Building the evidence for adolescent substance use preventive care at well-visits from mid-adolescence to young adulthood using the longitudinal NEXT study - ABSTRACT
Substance use (SU) is one of the most common causes of preventable death, injury, and disability, yet we
currently have evidence gaps for the benefit of SU preventive care for adolescents in primary care. Given the
median onset age for trying substances is under age 15, clinicians need to ask and advise adolescents about
SU throughout adolescence. We know little about the extent to which substance using adolescents are
engaged in well-visits over time, the proportion of adolescents who are asked and advised annually about SU
at well-visits over time, and the extent to which being asked and advised about SU during adolescence is
related to future SU initiation prevention or reduction over time. The proposed study’s goals are to examine
longitudinal associations of adolescents’ SU preventive care and SU behaviors from mid-adolescence through
young adulthood and disparities in SU preventive care by adolescents’ background, social determinant, and
other health need factors. We hypothesize that adolescents being asked and advised about smoking, alcohol,
and other drug use at well-visits will be associated with subsequent prevention of SU initiation in non-users and
SU reduction in prior users. We will address this research gap by conducting longitudinal data analyses using
the NIH NEXT Study collected from 2010-2017 (ages 15-23). This proposal expands on our prior work which
showed most adolescents were engaged in well-visits from ages 5-9 (mid-childhood) through 10-17 (mid-
adolescence). Building on these findings, our specific aims are to: 1) document the extent to which substance
using adolescents are engaged in well-visits over time, 2) describe how often adolescents are regularly asked
and advised about each and all three SU types over time, and 3) examine the extent to which being asked and
advised about SU is related to subsequent SU initiation prevention or reduction over time, and describe across
aims disparities by adolescents’ background, social determinant, and other health need factors. INNOVATION:
Our proposed project will be the first study to examine longitudinal associations of adolescents’ preventive care
receipt about SU and SU behaviors from adolescence through young adulthood, notorious times for SU onset
and well-visit decline, using analytic approaches that have not been used in the field of adolescent health
services research. We will use an existing non-clinical based national longitudinal dataset that has measured
longitudinal data on well-visits, SU behaviors, and SU preventive care receipt across developmental periods.

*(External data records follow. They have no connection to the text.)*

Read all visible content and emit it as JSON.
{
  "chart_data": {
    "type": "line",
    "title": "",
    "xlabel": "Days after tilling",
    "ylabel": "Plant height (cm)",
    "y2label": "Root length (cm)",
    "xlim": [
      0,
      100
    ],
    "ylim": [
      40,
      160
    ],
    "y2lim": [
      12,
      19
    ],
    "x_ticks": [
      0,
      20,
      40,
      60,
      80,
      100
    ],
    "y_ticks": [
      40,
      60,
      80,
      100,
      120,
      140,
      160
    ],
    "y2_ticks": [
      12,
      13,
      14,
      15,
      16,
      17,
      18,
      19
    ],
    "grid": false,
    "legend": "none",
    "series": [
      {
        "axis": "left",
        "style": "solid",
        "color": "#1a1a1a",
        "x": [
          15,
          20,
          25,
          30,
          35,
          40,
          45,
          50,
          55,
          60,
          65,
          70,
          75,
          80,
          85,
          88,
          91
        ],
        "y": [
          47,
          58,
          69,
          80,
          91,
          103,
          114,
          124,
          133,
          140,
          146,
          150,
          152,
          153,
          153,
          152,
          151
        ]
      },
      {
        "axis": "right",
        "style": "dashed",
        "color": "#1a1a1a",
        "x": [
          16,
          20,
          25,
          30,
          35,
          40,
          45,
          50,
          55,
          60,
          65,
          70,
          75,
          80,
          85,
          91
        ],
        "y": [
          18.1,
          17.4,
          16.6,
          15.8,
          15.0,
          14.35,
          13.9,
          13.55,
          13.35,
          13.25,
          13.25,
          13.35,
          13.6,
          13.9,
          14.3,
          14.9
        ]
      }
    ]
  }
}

This type of rich data has never been previously used to inform practice. PUBLIC HEALTH SIGNIFICANCE:
Our study will identify vulnerable adolescents for outreach who are persistently not engaged or become
disengaged from well-visits and among those engaged who have missed SU preventive care opportunities.
Findings will identify the extent to which being asked and advised about SU at well-visits occurs from
adolescence to young adulthood and demonstrate the longitudinal benefit of SU screening and advising during
adolescence on young adulthood SU, contributing to quality of evidence that is currently lacking.